17. A dialogue apparatus according to claim 2, further comprising speech recognition means for recognizing a speech and outputting a result of speech recognition as the input sentence,

wherein the formal response sentence acquisition means or the practical response sentence acquisition means acquires the formal response sentence or the practical response sentence in accordance with a score obtained in the evaluation of matching between the input sentence and an example taking into account a score indicating the likelihood of the result of speech recognition.

18. A dialogue apparatus according to claim 1, wherein the formal response sentence acquisition means and the practical response sentence acquisition means respective acquire a formal response sentence and a practical response sentence by using different methods.

19. A dialogue apparatus according to claim 1, wherein the output control means determines whether the formal response sentence or the practical response sentence satisfies a predefined condition, and the output control means outputs the formal response sentence or the practical response sentence when the formal response sentence or the practical response sentence satisfies the predefined condition.

20. A dialogue apparatus according to claim 1, further comprising speech recognition means for recognizing a speech and outputting a result of speech recognition as the input sentence;

wherein the formal response sentence acquisition means acquires the formal response sentence based on an acoustic feature of the speech; and

the practical response sentence acquisition means acquires the practical response sentence based on the input sentence.

21. A dialogue apparatus according to claim 1, wherein the output control means outputs the formal response sentence and subsequently outputs the practical response sentence.

22. An dialogue apparatus according to claim 21, wherein the output control means removes an overlap between the formal response sentence and the practical response sentence from the practical response sentence and outputs the resultant practical response sentence.

23. A dialogue apparatus according to claim 1, wherein the output control means concatenates the formal response sentence and the practical response sentence and outputs a result.

24. A method of interacting by outputting a response sentence in response to an input sentence, comprising the steps of:

acquiring a formal response sentence in response to the input sentence;

acquiring a practical response sentence in response to the input sentence; and

controlling outputting of the formal response sentence and the practical response sentence such that a conclusive response sentence is output in response to the input sentence.

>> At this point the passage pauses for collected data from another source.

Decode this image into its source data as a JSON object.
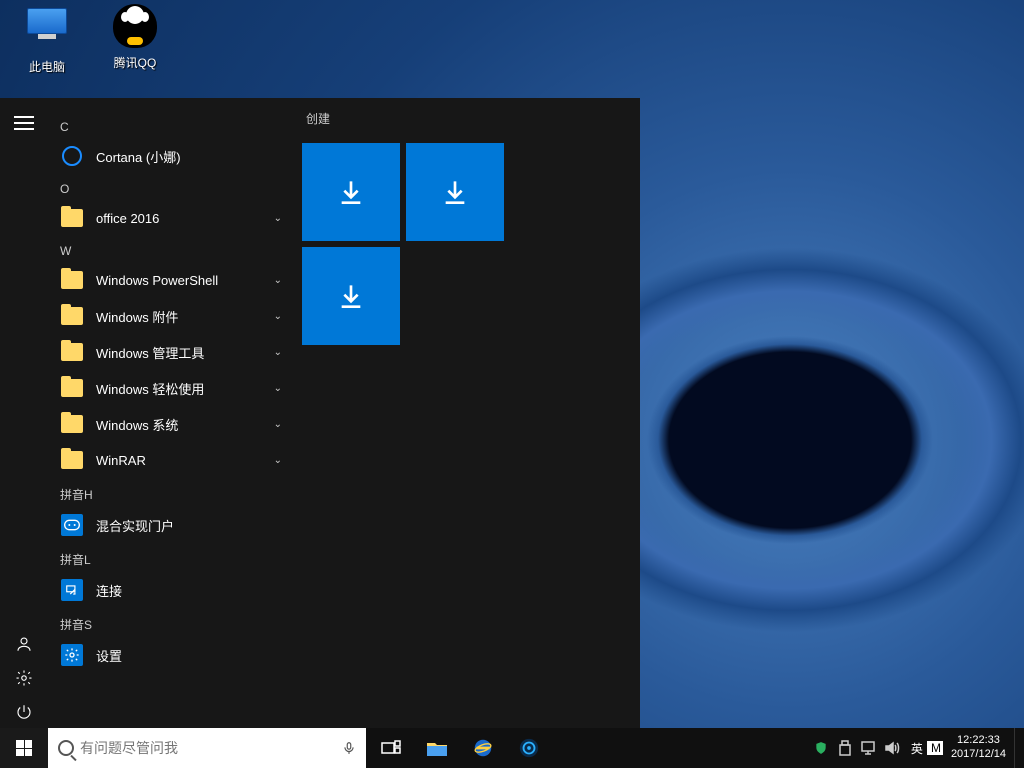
{
  "desktop": {
    "icons": {
      "computer": "此电脑",
      "qq": "腾讯QQ"
    }
  },
  "start_menu": {
    "sections": {
      "C": "C",
      "O": "O",
      "W": "W",
      "PH": "拼音H",
      "PL": "拼音L",
      "PS": "拼音S"
    },
    "apps": {
      "cortana": "Cortana (小娜)",
      "office": "office 2016",
      "powershell": "Windows PowerShell",
      "accessories": "Windows 附件",
      "admin": "Windows 管理工具",
      "ease": "Windows 轻松使用",
      "system": "Windows 系统",
      "winrar": "WinRAR",
      "mixedreality": "混合实现门户",
      "connect": "连接",
      "settings": "设置"
    },
    "tiles_header": "创建"
  },
  "taskbar": {
    "search_placeholder": "有问题尽管问我",
    "ime_lang": "英",
    "ime_ind": "M",
    "time": "12:22:33",
    "date": "2017/12/14"
  }
}
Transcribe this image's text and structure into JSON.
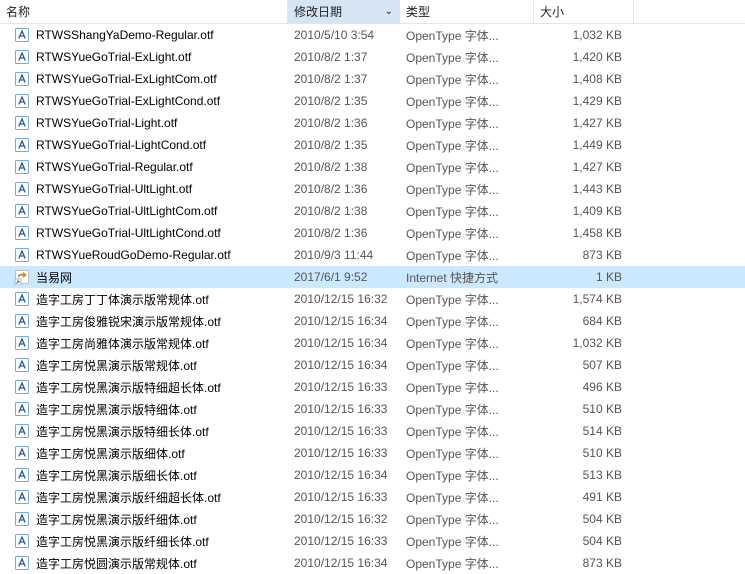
{
  "columns": {
    "name": "名称",
    "date": "修改日期",
    "type": "类型",
    "size": "大小"
  },
  "sorted_column": "date",
  "files": [
    {
      "icon": "font",
      "name": "RTWSShangYaDemo-Regular.otf",
      "date": "2010/5/10 3:54",
      "type": "OpenType 字体...",
      "size": "1,032 KB",
      "selected": false
    },
    {
      "icon": "font",
      "name": "RTWSYueGoTrial-ExLight.otf",
      "date": "2010/8/2 1:37",
      "type": "OpenType 字体...",
      "size": "1,420 KB",
      "selected": false
    },
    {
      "icon": "font",
      "name": "RTWSYueGoTrial-ExLightCom.otf",
      "date": "2010/8/2 1:37",
      "type": "OpenType 字体...",
      "size": "1,408 KB",
      "selected": false
    },
    {
      "icon": "font",
      "name": "RTWSYueGoTrial-ExLightCond.otf",
      "date": "2010/8/2 1:35",
      "type": "OpenType 字体...",
      "size": "1,429 KB",
      "selected": false
    },
    {
      "icon": "font",
      "name": "RTWSYueGoTrial-Light.otf",
      "date": "2010/8/2 1:36",
      "type": "OpenType 字体...",
      "size": "1,427 KB",
      "selected": false
    },
    {
      "icon": "font",
      "name": "RTWSYueGoTrial-LightCond.otf",
      "date": "2010/8/2 1:35",
      "type": "OpenType 字体...",
      "size": "1,449 KB",
      "selected": false
    },
    {
      "icon": "font",
      "name": "RTWSYueGoTrial-Regular.otf",
      "date": "2010/8/2 1:38",
      "type": "OpenType 字体...",
      "size": "1,427 KB",
      "selected": false
    },
    {
      "icon": "font",
      "name": "RTWSYueGoTrial-UltLight.otf",
      "date": "2010/8/2 1:36",
      "type": "OpenType 字体...",
      "size": "1,443 KB",
      "selected": false
    },
    {
      "icon": "font",
      "name": "RTWSYueGoTrial-UltLightCom.otf",
      "date": "2010/8/2 1:38",
      "type": "OpenType 字体...",
      "size": "1,409 KB",
      "selected": false
    },
    {
      "icon": "font",
      "name": "RTWSYueGoTrial-UltLightCond.otf",
      "date": "2010/8/2 1:36",
      "type": "OpenType 字体...",
      "size": "1,458 KB",
      "selected": false
    },
    {
      "icon": "font",
      "name": "RTWSYueRoudGoDemo-Regular.otf",
      "date": "2010/9/3 11:44",
      "type": "OpenType 字体...",
      "size": "873 KB",
      "selected": false
    },
    {
      "icon": "shortcut",
      "name": "当易网",
      "date": "2017/6/1 9:52",
      "type": "Internet 快捷方式",
      "size": "1 KB",
      "selected": true
    },
    {
      "icon": "font",
      "name": "造字工房丁丁体演示版常规体.otf",
      "date": "2010/12/15 16:32",
      "type": "OpenType 字体...",
      "size": "1,574 KB",
      "selected": false
    },
    {
      "icon": "font",
      "name": "造字工房俊雅锐宋演示版常规体.otf",
      "date": "2010/12/15 16:34",
      "type": "OpenType 字体...",
      "size": "684 KB",
      "selected": false
    },
    {
      "icon": "font",
      "name": "造字工房尚雅体演示版常规体.otf",
      "date": "2010/12/15 16:34",
      "type": "OpenType 字体...",
      "size": "1,032 KB",
      "selected": false
    },
    {
      "icon": "font",
      "name": "造字工房悦黑演示版常规体.otf",
      "date": "2010/12/15 16:34",
      "type": "OpenType 字体...",
      "size": "507 KB",
      "selected": false
    },
    {
      "icon": "font",
      "name": "造字工房悦黑演示版特细超长体.otf",
      "date": "2010/12/15 16:33",
      "type": "OpenType 字体...",
      "size": "496 KB",
      "selected": false
    },
    {
      "icon": "font",
      "name": "造字工房悦黑演示版特细体.otf",
      "date": "2010/12/15 16:33",
      "type": "OpenType 字体...",
      "size": "510 KB",
      "selected": false
    },
    {
      "icon": "font",
      "name": "造字工房悦黑演示版特细长体.otf",
      "date": "2010/12/15 16:33",
      "type": "OpenType 字体...",
      "size": "514 KB",
      "selected": false
    },
    {
      "icon": "font",
      "name": "造字工房悦黑演示版细体.otf",
      "date": "2010/12/15 16:33",
      "type": "OpenType 字体...",
      "size": "510 KB",
      "selected": false
    },
    {
      "icon": "font",
      "name": "造字工房悦黑演示版细长体.otf",
      "date": "2010/12/15 16:34",
      "type": "OpenType 字体...",
      "size": "513 KB",
      "selected": false
    },
    {
      "icon": "font",
      "name": "造字工房悦黑演示版纤细超长体.otf",
      "date": "2010/12/15 16:33",
      "type": "OpenType 字体...",
      "size": "491 KB",
      "selected": false
    },
    {
      "icon": "font",
      "name": "造字工房悦黑演示版纤细体.otf",
      "date": "2010/12/15 16:32",
      "type": "OpenType 字体...",
      "size": "504 KB",
      "selected": false
    },
    {
      "icon": "font",
      "name": "造字工房悦黑演示版纤细长体.otf",
      "date": "2010/12/15 16:33",
      "type": "OpenType 字体...",
      "size": "504 KB",
      "selected": false
    },
    {
      "icon": "font",
      "name": "造字工房悦圆演示版常规体.otf",
      "date": "2010/12/15 16:34",
      "type": "OpenType 字体...",
      "size": "873 KB",
      "selected": false
    }
  ]
}
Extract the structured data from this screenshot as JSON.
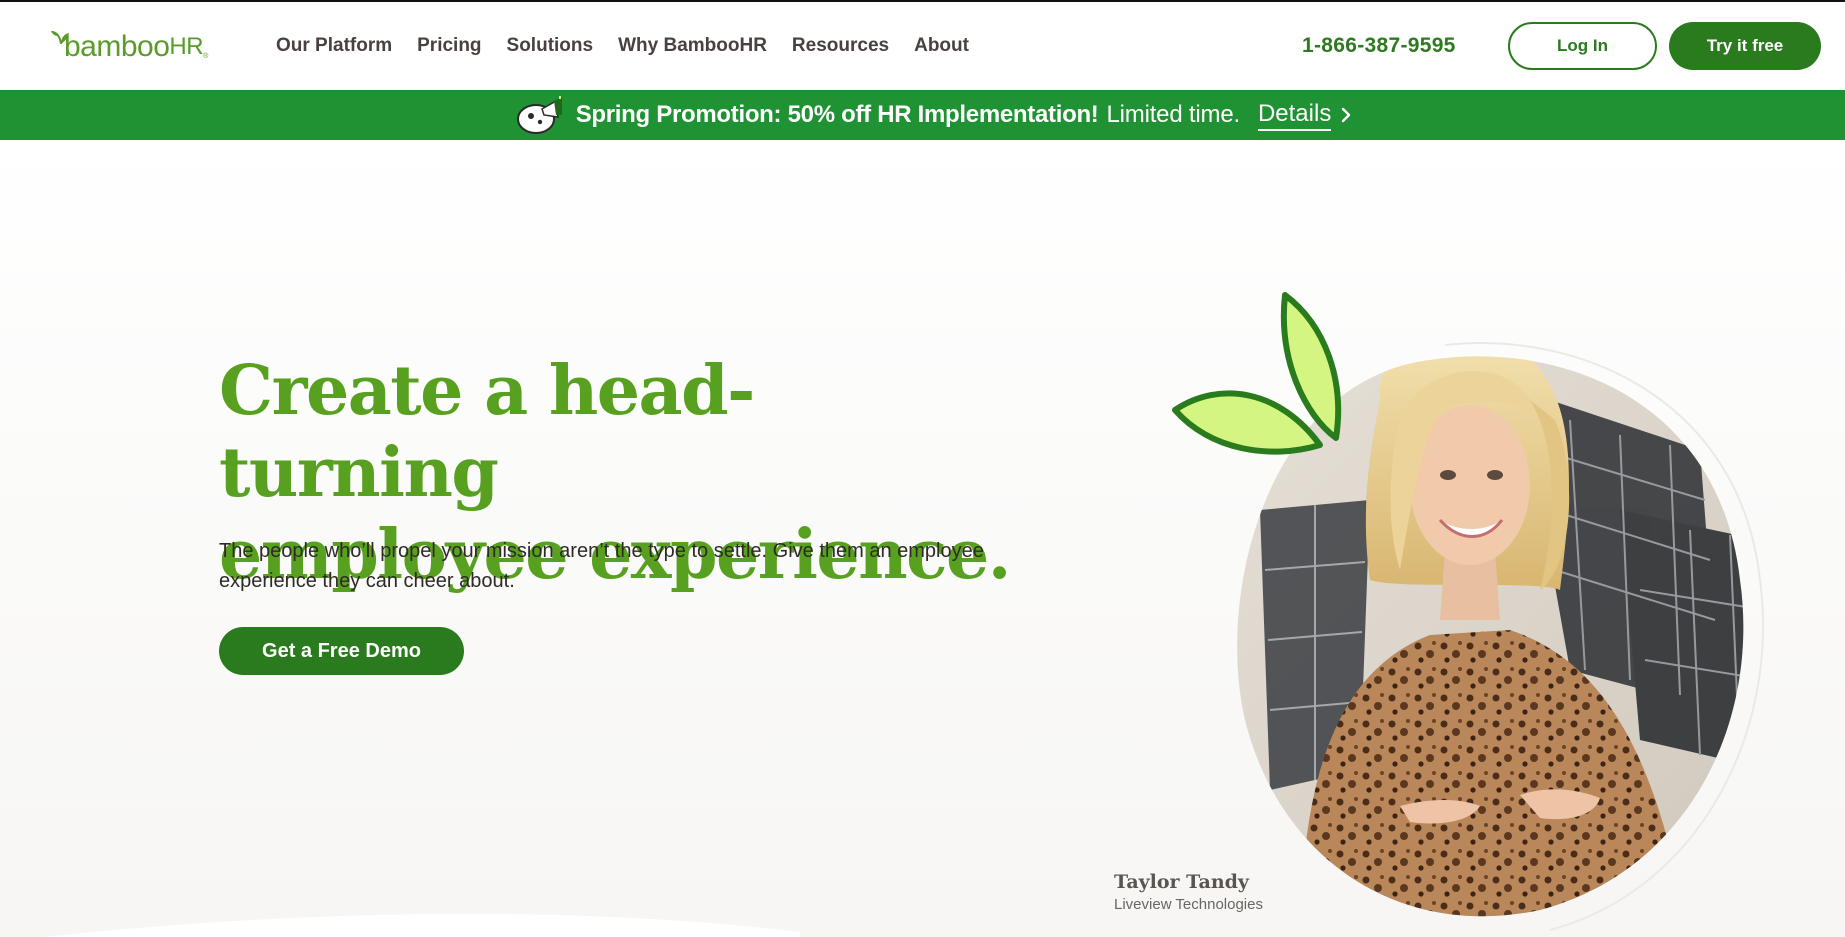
{
  "brand": {
    "logo_main": "bamboo",
    "logo_hr": "HR",
    "logo_reg": "®",
    "colors": {
      "green_dark": "#2a7a1e",
      "green_brand": "#58a01f",
      "promo_green": "#1f9233",
      "leaf_lime": "#d4f582"
    }
  },
  "nav": {
    "items": [
      {
        "label": "Our Platform"
      },
      {
        "label": "Pricing"
      },
      {
        "label": "Solutions"
      },
      {
        "label": "Why BambooHR"
      },
      {
        "label": "Resources"
      },
      {
        "label": "About"
      }
    ],
    "phone": "1-866-387-9595",
    "login_label": "Log In",
    "try_label": "Try it free"
  },
  "promo": {
    "icon": "megaphone-icon",
    "headline": "Spring Promotion: 50% off HR Implementation!",
    "subtext": "Limited time.",
    "link_label": "Details",
    "link_icon": "chevron-right-icon"
  },
  "hero": {
    "title_line1": "Create a head-turning",
    "title_line2": "employee experience.",
    "subtitle": "The people who’ll propel your mission aren’t the type to settle. Give them an employee experience they can cheer about.",
    "cta_label": "Get a Free Demo",
    "testimonial_name": "Taylor Tandy",
    "testimonial_company": "Liveview Technologies"
  }
}
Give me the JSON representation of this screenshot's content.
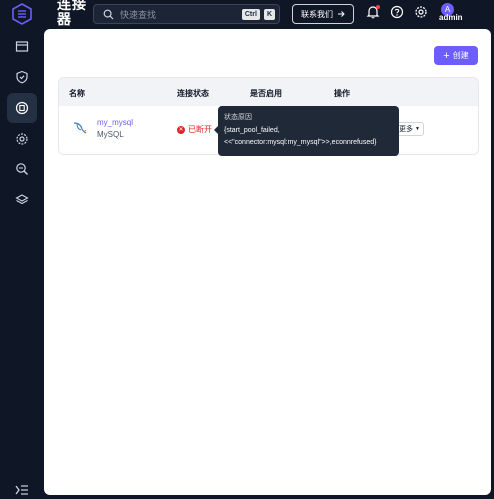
{
  "app": {
    "title": "连接器"
  },
  "search": {
    "placeholder": "快速查找",
    "shortcut_ctrl": "Ctrl",
    "shortcut_key": "K"
  },
  "header": {
    "contact_label": "联系我们",
    "username": "admin",
    "avatar_letter": "A"
  },
  "sidebar": {
    "items": [
      {
        "icon": "dashboard-icon"
      },
      {
        "icon": "shield-icon"
      },
      {
        "icon": "connector-icon",
        "active": true
      },
      {
        "icon": "settings-gear-icon"
      },
      {
        "icon": "search-zoom-icon"
      },
      {
        "icon": "layers-icon"
      }
    ]
  },
  "toolbar": {
    "create_label": "创建"
  },
  "table": {
    "headers": {
      "name": "名称",
      "status": "连接状态",
      "enabled": "是否启用",
      "actions": "操作"
    },
    "rows": [
      {
        "name": "my_mysql",
        "type": "MySQL",
        "status": "已断开",
        "more_label": "更多"
      }
    ]
  },
  "tooltip": {
    "title": "状态原因",
    "line1": "{start_pool_failed,",
    "line2": "<<\"connector:mysql:my_mysql\">>,econnrefused}"
  },
  "colors": {
    "accent": "#6d5dfc",
    "error": "#dc2626",
    "sidebar_bg": "#0f1726"
  }
}
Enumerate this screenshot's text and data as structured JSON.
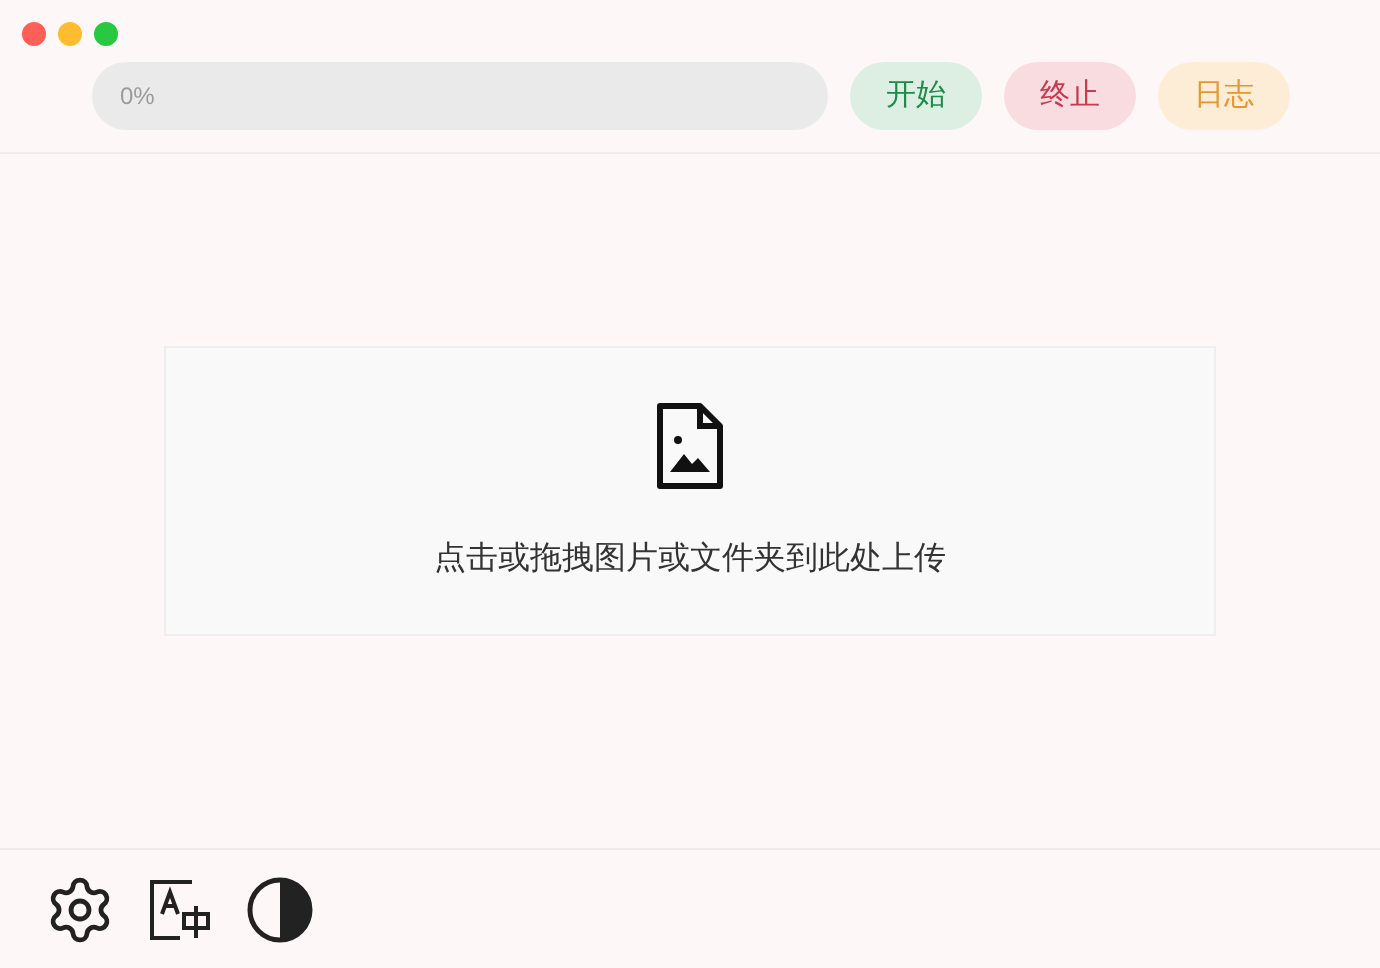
{
  "window": {
    "controls": [
      {
        "kind": "close"
      },
      {
        "kind": "minimize"
      },
      {
        "kind": "maximize"
      }
    ]
  },
  "progress": {
    "level": 0,
    "reading": "0%"
  },
  "buttons": [
    {
      "label": "开始",
      "kind": "start"
    },
    {
      "label": "终止",
      "kind": "stop"
    },
    {
      "label": "日志",
      "kind": "log"
    }
  ],
  "dropzone": {
    "hint": "点击或拖拽图片或文件夹到此处上传"
  },
  "footer": {
    "tools": [
      {
        "kind": "settings"
      },
      {
        "kind": "language"
      },
      {
        "kind": "theme"
      }
    ]
  }
}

25. A program for causing a computer to interact by outputting a response sentence in response to an input sentence, the program comprising the steps of:

acquiring a formal response sentence in response to the input sentence;

acquiring a practical response sentence in response to the input sentence; and

26. A storage medium including a program stored therein for causing a computer to interact by outputting a response sentence in response to an input sentence, the program comprising the steps of:

acquiring a formal response sentence in response to the input sentence;

acquiring a practical response sentence in response to the input sentence; and

27. A dialogue apparatus for interacting by outputting a response sentence in response to an input sentence, comprising:

a formal response sentence acquisition unit configured to acquire a formal response sentence in response to the input sentence;

a practical response sentence acquisition unit configured to acquire a practical response sentence in response to the input sentence; and

an output unit configured to control outputting of the formal response sentence and the practical response sentence such that a conclusive response sentence is output in response to the input sentence.